I suppose it could also be titled Comin' Home From Town, but that's beside the point.
One of my favorite Mae West movies is called Goin' to Town, but that's beside the point, too.
I've been trying to exude a brave countenance but I'll be brutally blunt:
the long, dangerous drive into town still scares the living jeeters out of me. I've never gotten used to it. The impossibly narrow, endlessly winding mountain roads put the "F" into Frozen Fear. Not to mention those perilous cliffs.
There are times when I procrastinate for a week before I can summon the courage to embark on the harrowing journey. And then I have to be reinforced with two or six beers. Being soused not only rekindles my courage, it makes me drive faster.
Yea, I know. All of you teetotalers are in a panic from reading this. Hell, when I lived in Texas I was drunk continuously. Here in Tennessee I'm only drunk when I drive to town.

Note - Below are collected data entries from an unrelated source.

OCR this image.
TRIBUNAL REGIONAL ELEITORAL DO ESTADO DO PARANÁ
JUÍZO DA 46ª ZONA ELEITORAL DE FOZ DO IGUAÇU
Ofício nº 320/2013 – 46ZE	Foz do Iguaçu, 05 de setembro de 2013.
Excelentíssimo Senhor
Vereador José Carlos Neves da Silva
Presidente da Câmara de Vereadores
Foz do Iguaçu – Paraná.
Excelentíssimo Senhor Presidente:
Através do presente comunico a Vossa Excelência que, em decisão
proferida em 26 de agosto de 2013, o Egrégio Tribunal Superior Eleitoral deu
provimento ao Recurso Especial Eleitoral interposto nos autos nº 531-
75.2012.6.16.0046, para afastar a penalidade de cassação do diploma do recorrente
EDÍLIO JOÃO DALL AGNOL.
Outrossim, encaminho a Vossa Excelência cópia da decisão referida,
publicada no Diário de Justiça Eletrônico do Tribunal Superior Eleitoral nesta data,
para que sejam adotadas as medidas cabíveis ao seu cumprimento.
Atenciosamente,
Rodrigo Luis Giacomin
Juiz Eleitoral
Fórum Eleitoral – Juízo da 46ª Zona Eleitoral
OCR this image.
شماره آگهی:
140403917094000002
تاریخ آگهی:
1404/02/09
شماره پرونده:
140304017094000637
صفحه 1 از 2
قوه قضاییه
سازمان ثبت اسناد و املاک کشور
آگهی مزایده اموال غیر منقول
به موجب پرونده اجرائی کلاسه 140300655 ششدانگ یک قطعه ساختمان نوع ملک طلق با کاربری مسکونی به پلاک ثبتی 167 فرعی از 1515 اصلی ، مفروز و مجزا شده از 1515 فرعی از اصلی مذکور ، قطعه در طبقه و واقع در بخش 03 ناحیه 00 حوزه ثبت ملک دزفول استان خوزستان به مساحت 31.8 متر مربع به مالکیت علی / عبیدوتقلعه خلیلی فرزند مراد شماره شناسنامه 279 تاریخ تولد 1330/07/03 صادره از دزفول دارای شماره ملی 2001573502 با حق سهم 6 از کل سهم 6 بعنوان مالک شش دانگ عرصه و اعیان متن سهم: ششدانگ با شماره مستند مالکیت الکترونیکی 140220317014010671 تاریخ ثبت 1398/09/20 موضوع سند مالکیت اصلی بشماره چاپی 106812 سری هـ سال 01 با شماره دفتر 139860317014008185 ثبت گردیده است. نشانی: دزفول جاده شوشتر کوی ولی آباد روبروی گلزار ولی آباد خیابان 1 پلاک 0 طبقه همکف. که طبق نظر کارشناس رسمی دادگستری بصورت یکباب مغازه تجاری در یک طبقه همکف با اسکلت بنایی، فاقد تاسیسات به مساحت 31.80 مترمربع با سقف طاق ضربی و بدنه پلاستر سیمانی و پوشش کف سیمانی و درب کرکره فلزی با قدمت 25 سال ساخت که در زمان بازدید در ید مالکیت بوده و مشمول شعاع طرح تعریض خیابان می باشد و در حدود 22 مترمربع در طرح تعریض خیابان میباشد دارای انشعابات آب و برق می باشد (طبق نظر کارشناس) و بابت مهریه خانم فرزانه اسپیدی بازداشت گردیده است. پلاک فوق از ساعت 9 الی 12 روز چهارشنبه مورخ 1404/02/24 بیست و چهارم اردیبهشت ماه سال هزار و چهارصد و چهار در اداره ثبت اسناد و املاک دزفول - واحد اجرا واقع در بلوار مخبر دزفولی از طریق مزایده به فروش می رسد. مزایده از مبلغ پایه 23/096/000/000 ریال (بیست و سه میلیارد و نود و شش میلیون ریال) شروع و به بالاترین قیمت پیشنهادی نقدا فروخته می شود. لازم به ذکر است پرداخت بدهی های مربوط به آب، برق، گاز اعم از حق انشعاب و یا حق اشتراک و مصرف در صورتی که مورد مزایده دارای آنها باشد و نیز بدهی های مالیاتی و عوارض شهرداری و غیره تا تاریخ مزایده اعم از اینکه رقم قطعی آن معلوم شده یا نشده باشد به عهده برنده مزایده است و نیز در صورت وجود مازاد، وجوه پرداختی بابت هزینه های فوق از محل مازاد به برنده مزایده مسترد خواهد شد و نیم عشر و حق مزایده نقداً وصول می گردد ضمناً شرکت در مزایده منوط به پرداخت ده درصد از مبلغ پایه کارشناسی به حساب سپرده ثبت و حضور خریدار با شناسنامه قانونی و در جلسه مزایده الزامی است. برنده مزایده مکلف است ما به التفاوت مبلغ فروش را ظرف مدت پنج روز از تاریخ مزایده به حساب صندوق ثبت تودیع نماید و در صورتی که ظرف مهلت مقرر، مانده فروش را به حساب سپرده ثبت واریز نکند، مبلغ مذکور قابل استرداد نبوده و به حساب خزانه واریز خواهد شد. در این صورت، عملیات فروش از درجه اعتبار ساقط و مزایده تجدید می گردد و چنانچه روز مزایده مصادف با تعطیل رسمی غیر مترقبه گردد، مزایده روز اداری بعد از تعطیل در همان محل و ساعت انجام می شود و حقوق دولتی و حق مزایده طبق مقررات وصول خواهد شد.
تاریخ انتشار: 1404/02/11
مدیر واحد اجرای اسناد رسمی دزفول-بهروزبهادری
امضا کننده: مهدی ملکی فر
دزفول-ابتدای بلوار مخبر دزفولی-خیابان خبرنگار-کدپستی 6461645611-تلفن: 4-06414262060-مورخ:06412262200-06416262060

I'm making progress. When I first moved here it took me half an hour to drive to town. Now, on a clear day, it takes anywhere from fifteen to twelve minutes - - depending on how often I don't use the breaks.
The worst part is when I happen to get a logging truck in front of me (no passing is allowed). The last time this happened the truck was crawling about eight miles an hour. Took me an hour to get to town.
And then there are the tailgaters. If I'm driving 75 MPH the tailgater will be on my ass going 95. I always pull over when I can and let them pass.
It's inevitably a woman. In an SUV. Talking on a cell phone. With six kids in the back seat.
I'm going to be mercilessly blunt and say something that most men wouldn't dare admit: women are the most aggressive drivers on earth. When they get behind the wheel they develop Penis Power and all of their pent-up hostilities suddenly surface.
This is an innocent generalization, of course. I know that none of you charming female bloggers would ever do this.
Hey, Jon - don't you ever get nasty and aggressive when you're drunk?
Nope. Drunk or sober, I'm a sweetheart. The only time I get aggressive is when I want to get to know somebody better......
Speaking of intoxication, did I ever mention how difficult it is to get liquor here? They only sell beer in one store. At an inflated price. Only beer. Nothing else. I'd have to grow my own vineyard and get my own grape press in order to have wine.
The Baptists rule in Tennessee (and in Texas). There's a Baptist church every ten feet but no booze. You'd think someone would summon Jesus and demand him to turn the water into wine......
All right, Jon, stop being a wise guy.
I know I've risked losing my blog followers (all three of them). The Baptists are miffed. The women are pissed. Hell, I hope I haven't offended the heathen gays.
I was laughing as I wrote that. My wildly wicked past would make heathen gays look like Shirley Temple.
Are you a heathen gay, Jon?
Let's just say that I'm a happy heathen.
I was drunk yesterday and I'm still under the spell of the lingering effects of alcohol. It takes a while to wear off. It's nearly 5:00 AM as I'm writing this, and I'm sort of between days. Didn't sleep much and haven't yet woken up......
I finally bought porch paint yesterday and I plan to paint my two porches this week.
Did you ever notice that all paints are carefully categorized and have a specific purpose nowadays?
There's porch paint and floor paint, ceiling paint, indoor wall paint, house paint exterior, fence paint, cement paint, environmentally friendly paint, rain-proof paint, sunlight-resistant paint.....WTF?????
Does anybody remember the good old days when you simply bought a can of lead-based paint and a brush?
Anxiously awaiting a coat of paint.
This pic was taken a few months ago. The trees are now lush and green and the weeds are nearly up to the roof.